Книга про Иваново (город incognito) - Дмитрий Фалеев
Шрифт:
Интервал:
Закладка:
Он и прожил дикарем, ни к чему не привитóй, кроме разве вот искусства. Женился, развелся, сошелся с новой женщиной.
Когда она умерла, Стас стал жить, по его собственному выражению, в одной квартире «вместе с первым мужем своей второй жены». Посвятил ему несколько стихотворений – и поздравительных, и ругательных.
Время от времени нанимался разнорабочим – то дворником, то натурщиком в Художественное училище, то кем-то еще, нигде не мог пристроиться.
Про таких говорят: «легкомысленный человек с тяжелым характером».

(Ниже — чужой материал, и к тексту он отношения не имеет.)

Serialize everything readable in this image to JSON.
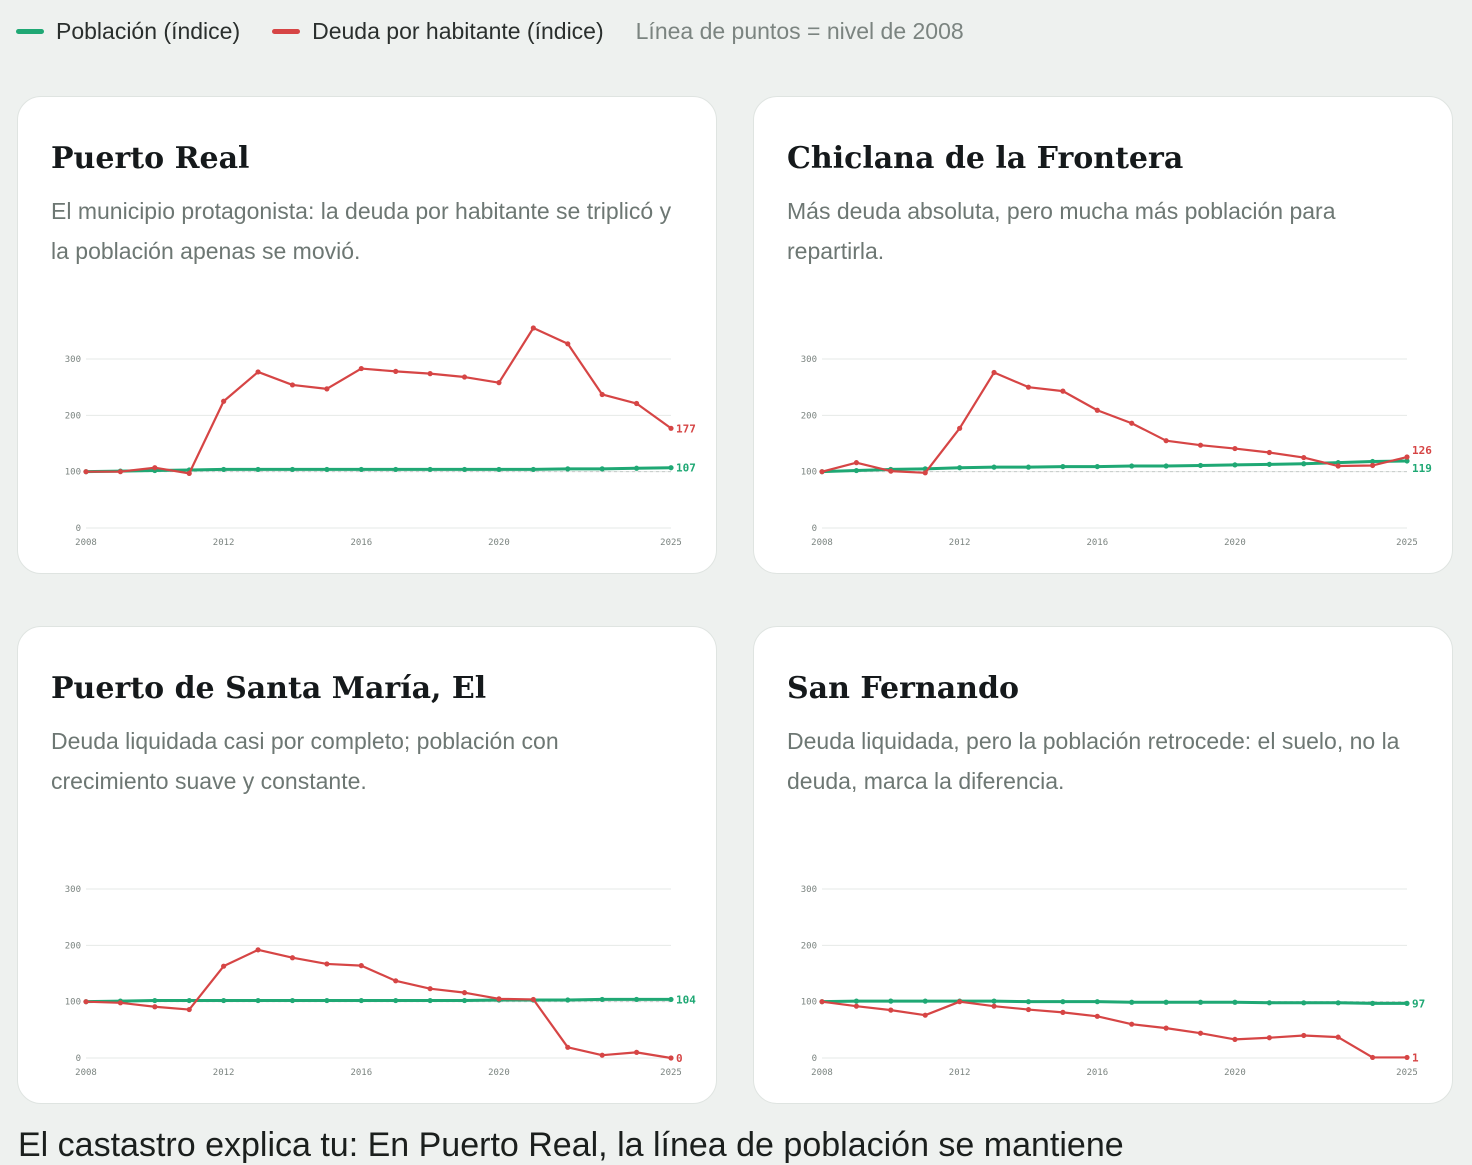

Я стал читать его тексты и с удивлением обнаружил среди них смиренно-покаянные («Неизбежность моя, неизбежность…») и бунтарски-вызывающие («Чутки эти люди до паленого…»), дружески-компанейские («Шампиньоны в сметане…») и человеконенавистнические («Я потушу огонь святых костров…»), мистически ужасные («Что видели птицы») и отвлеченно-философские («От этих условностей быта…»), декадентские («Безобразно пить начну…») и возрожденческие («А вдруг по этой улочке…»), прозрачную лирику («Не будь моей тоской…») и неприкрытый эпатаж – вплоть до порнографии («Лирической героине»).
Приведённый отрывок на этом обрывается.